The number of participants in the business creation project determines the type of company to be created. A single entrepreneur can choose either a sole proprietorship or the legal form of EURL or SASU. On the other hand, as soon as there are several partners, they must set up a company: SARL, SAS, SNC or SA.
Apart from the number of participants, other criteria must be taken into account when deciding which legal form to adopt, notably the extent of each person's liability in relation to the amount of their contributions. The contributions made by the various participants determine the share capital. These may be in the form of cash and/or real or personal property. In return for their participation, associates or shareholders receive shares.
Find out here how entrepreneurs build up their capital.
What is the purpose of share capital?
Setting up a share capital is mandatory when creating a company. The amount is free. It can be as low as €1. But a large capital is a better guarantee for creditors, because if the company goes into receivership, the larger the capital, the more likely they are to be paid. It also gives the company greater credibility with business partners.
Share capital is used to distribute decision-making power within the company. As it is made up either of shares for SASs and SAs, or of partnership shares for SARLs and SNCs, the proportion of capital held by each shareholder or partner will determine his or her influence when voting at the Annual General Meeting.
The funds contributed at the time of creation are also used to launch the business: to buy equipment, machinery and stock, or to finance advertising campaigns, a website, and so on.

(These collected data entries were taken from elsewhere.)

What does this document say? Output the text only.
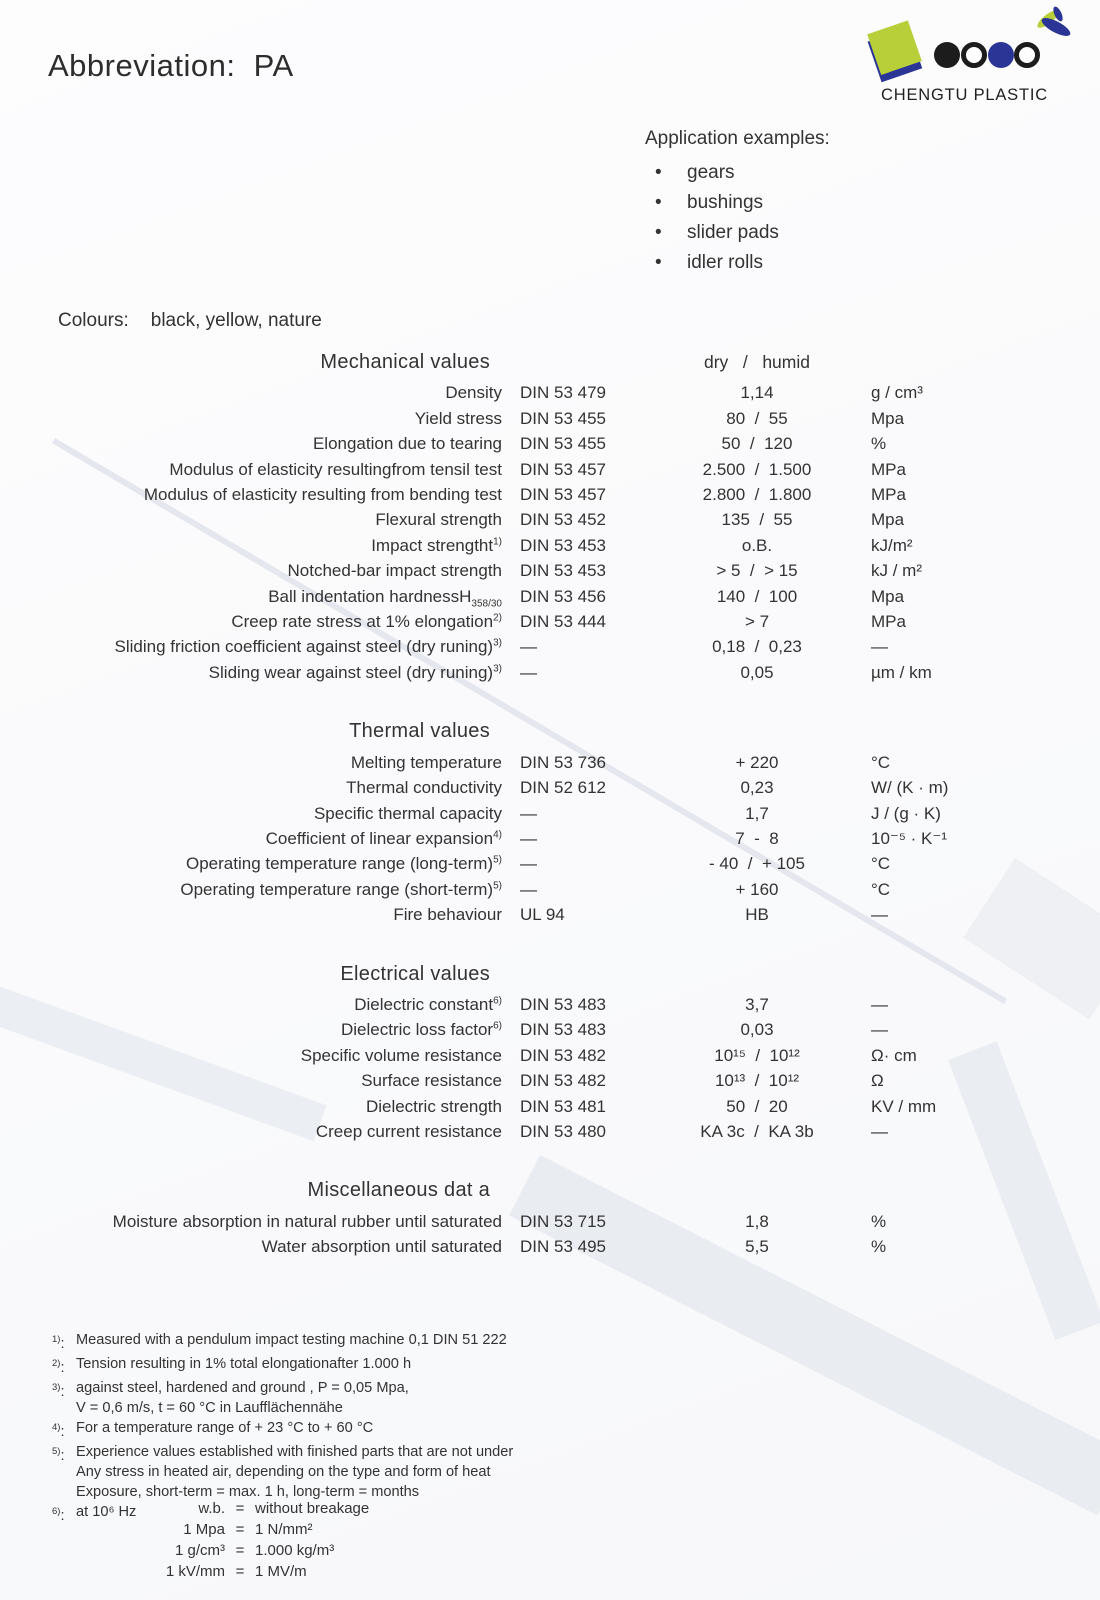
Abbreviation:  PA
CHENGTU PLASTIC

Application examples:

• gears
• bushings
• slider pads
• idler rolls
Colours: black, yellow, nature
Mechanical values	dry   /   humid
Density	DIN 53 479	1,14	g / cm³
Yield stress	DIN 53 455	80  /  55	Mpa
Elongation due to tearing	DIN 53 455	50  /  120	%
Modulus of elasticity resultingfrom tensil test	DIN 53 457	2.500  /  1.500	MPa
Modulus of elasticity resulting from bending test	DIN 53 457	2.800  /  1.800	MPa
Flexural strength	DIN 53 452	135  /  55	Mpa
Impact strengtht$^{1)}$	DIN 53 453	o.B.	kJ/m²
Notched-bar impact strength	DIN 53 453	> 5  /  > 15	kJ / m²
Ball indentation hardnessH$_{358/30}$	DIN 53 456	140  /  100	Mpa
Creep rate stress at 1% elongation$^{2)}$	DIN 53 444	> 7	MPa
Sliding friction coefficient against steel (dry runing)$^{3)}$	—	0,18  /  0,23	—
Sliding wear against steel (dry runing)$^{3)}$	—	0,05	µm / km
Thermal values
Melting temperature	DIN 53 736	+ 220	°C
Thermal conductivity	DIN 52 612	0,23	W/ (K · m)
Specific thermal capacity	—	1,7	J / (g · K)
Coefficient of linear expansion$^{4)}$	—	7  -  8	10⁻⁵ · K⁻¹
Operating temperature range (long-term)$^{5)}$	—	- 40  /  + 105	°C
Operating temperature range (short-term)$^{5)}$	—	+ 160	°C
Fire behaviour	UL 94	HB	—
Electrical values
Dielectric constant$^{6)}$	DIN 53 483	3,7	—
Dielectric loss factor$^{6)}$	DIN 53 483	0,03	—
Specific volume resistance	DIN 53 482	10¹⁵  /  10¹²	Ω· cm
Surface resistance	DIN 53 482	10¹³  /  10¹²	Ω
Dielectric strength	DIN 53 481	50  /  20	KV / mm
Creep current resistance	DIN 53 480	KA 3c  /  KA 3b	—
Miscellaneous dat a
Moisture absorption in natural rubber until saturated	DIN 53 715	1,8	%
Water absorption until saturated	DIN 53 495	5,5	%
$^{1)}$: Measured with a pendulum impact testing machine 0,1 DIN 51 222
$^{2)}$: Tension resulting in 1% total elongationafter 1.000 h
$^{3)}$: against steel, hardened and ground , P = 0,05 Mpa,
V = 0,6 m/s, t = 60 °C in Laufflächennähe
$^{4)}$: For a temperature range of + 23 °C to + 60 °C
$^{5)}$: Experience values established with finished parts that are not under
Any stress in heated air, depending on the type and form of heat
Exposure, short-term = max. 1 h, long-term = months
$^{6)}$: at 10⁶ Hz	w.b. = without breakage
1 Mpa = 1 N/mm²
1 g/cm³ = 1.000 kg/m³
1 kV/mm = 1 MV/m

In-kind contributions are used to bring personal assets such as premises or a vehicle into the company. This avoids the need for costly investments.
When it comes to obtaining a bank loan, lending institutions are often particularly interested in the amount of share capital, since this includes the personal contributions of the partners/shareholders. As a general rule, they will not finance a project if the contribution is too low (less than 10% of the total financing requirement).
Finally, capital can be used to temporarily avoid insolvency in the event of financial difficulties.
How do you determine your share capital?
Share capital is not fixed. It can be increased or reduced as needed. Only public limited companies have a minimum share capital of €37,000.
The amount of capital must still be sufficient to cover start-up costs. It is therefore advisable to make a reasonable estimate of your initial needs. It can be very useful to draw up a financing plan in advance. Capital that is too low is often mistrusted by partners, and can pose problems for certain projects. Personal funds invested in a company's share capital reflect the risk the founders are willing to take.
The capital can also be set according to the personal tax situation of the associates. In certain cases, shareholders benefit from income tax reductions when they make cash contributions. However, a number of conditions must be met to qualify. Share capital can also be a tax-reduction tool.
Where to deposit your capital?
The money is deposited in a blocked account with a notary, a bank or an online account.
Certain information will be requested at the time of the capital deposit:
- the identity of the depositor,
- the company's articles of association,
- the source of funds,
- the list of subscribers,
- the address of the company and its representative.
The depositor fills out a deposit application according to a prescribed model.
It is not compulsory to deposit the entire capital at the time of formation. The law requires a minimum of 20% for SARLs and 50% for SASs and SAs. The remainder can be spread over five years.
What's more, the amount is not blocked on the account forever. It can be used to finance the first expenses once the Kbis has been issued.